Given the discussion, I tend to be gradually convinced that creating [tag:small-uncountable-cardinals] is a good idea, and a good counterpart to the existing quite broad [tag:large-cardinals], which currently has almost 500 occurrences. I initially expressed that all this could be embedded into [tag:continuum-hypothesis], but several people have argued against this and I'm fine with those arguments. I'd like, anyway, that one additional benefit of the discussion would be to clarify the role/meaning of the tag [tag:infinite-combinatorics]; I don't think it's a separate issue as the intersection is significant.

Also, I'm against [tag:cardinal-characteristics], 

 - because this will result in a misunderstanding of the its meaning (will be misused at many occasions), as it will be widely understood as "properties of cardinals", and I don't think that properly understanding the meaning of a tag should be a privilege for those very specialists of the given subjects,

 - because "characteristics" seems to be used only by a proper subcommunity among the people dealing with such cardinals (I can substantiate this claim upon request), so a few questions naturally fitting with this tag will not be tagged so (or later by other people) — a typical such tag in another area seems to be [tag:calculus-of-variations].

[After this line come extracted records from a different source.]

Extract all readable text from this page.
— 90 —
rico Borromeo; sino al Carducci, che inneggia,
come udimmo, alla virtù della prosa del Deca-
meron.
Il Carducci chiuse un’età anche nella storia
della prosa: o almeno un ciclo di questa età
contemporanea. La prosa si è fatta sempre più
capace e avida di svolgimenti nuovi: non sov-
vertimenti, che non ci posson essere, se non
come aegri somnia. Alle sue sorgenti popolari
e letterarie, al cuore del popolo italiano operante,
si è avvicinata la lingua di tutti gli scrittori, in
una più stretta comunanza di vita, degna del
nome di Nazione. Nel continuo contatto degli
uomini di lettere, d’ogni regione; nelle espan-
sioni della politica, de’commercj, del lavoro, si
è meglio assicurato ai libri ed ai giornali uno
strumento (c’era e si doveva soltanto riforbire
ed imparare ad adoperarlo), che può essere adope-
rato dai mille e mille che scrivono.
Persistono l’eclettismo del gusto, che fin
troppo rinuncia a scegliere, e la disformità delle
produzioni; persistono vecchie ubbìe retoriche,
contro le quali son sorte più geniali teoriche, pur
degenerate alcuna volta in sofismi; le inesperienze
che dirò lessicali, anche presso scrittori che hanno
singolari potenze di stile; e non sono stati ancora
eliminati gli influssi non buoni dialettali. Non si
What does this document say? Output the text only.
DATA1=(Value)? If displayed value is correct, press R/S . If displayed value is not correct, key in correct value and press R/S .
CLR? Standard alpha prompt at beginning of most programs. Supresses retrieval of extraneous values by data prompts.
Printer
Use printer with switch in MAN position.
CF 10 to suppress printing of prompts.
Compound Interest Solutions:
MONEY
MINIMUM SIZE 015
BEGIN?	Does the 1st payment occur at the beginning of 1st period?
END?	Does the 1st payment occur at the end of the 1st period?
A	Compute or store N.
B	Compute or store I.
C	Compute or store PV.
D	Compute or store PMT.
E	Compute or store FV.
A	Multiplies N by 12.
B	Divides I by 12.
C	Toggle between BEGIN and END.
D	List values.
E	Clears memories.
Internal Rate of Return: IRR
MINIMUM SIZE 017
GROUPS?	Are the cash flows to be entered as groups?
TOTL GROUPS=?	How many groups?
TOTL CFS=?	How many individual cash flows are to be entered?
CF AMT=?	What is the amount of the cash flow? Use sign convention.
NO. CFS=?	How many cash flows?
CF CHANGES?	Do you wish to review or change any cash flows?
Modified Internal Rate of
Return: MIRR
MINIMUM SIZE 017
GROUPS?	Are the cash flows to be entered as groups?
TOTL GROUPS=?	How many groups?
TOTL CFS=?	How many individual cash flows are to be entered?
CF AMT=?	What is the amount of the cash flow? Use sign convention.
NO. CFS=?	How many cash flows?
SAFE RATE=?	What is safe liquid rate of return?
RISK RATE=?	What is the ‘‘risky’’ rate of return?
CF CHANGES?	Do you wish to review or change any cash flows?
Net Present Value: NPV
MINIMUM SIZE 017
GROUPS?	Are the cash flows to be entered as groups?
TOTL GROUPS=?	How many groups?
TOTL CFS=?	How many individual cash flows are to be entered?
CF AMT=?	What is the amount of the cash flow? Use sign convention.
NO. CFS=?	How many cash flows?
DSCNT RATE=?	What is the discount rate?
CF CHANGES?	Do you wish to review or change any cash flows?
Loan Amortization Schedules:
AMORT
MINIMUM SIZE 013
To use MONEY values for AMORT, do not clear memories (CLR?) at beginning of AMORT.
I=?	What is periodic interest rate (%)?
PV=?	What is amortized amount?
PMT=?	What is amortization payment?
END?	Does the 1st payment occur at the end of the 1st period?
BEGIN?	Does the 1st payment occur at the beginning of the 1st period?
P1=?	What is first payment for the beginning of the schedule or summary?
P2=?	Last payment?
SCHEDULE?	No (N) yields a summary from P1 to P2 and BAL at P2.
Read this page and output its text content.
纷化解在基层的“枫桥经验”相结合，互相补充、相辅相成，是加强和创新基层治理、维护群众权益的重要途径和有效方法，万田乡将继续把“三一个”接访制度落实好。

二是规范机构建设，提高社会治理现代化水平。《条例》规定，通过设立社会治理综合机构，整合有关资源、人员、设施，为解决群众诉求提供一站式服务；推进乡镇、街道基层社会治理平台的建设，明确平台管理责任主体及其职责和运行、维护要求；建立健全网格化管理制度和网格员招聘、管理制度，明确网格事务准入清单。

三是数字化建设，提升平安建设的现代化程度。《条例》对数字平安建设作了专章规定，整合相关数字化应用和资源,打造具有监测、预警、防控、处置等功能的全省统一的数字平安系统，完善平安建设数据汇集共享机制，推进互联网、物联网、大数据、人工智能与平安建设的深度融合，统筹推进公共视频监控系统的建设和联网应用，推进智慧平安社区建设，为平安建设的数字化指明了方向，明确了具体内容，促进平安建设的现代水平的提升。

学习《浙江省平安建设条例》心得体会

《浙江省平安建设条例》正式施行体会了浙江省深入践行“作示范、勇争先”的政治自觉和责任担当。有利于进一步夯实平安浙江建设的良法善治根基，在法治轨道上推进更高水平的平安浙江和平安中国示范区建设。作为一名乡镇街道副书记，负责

 - because the restriction to be $\le 2^{\aleph_0}$ makes it too restrictive. Cardinals such as $(2^{\aleph_0})^+$ or $2^{2^{\aleph_0}}$ should be considered as small, as opposed to large cardinals. Small/large is not a completely defined boundary (roughly, large would be at least the smallest inaccessible) but I don't think it's not a problem, and it's even better than setting artificial boundary.

 - because I can't detect any sensible argument making it better than [tag:small-uncountable-cardinals].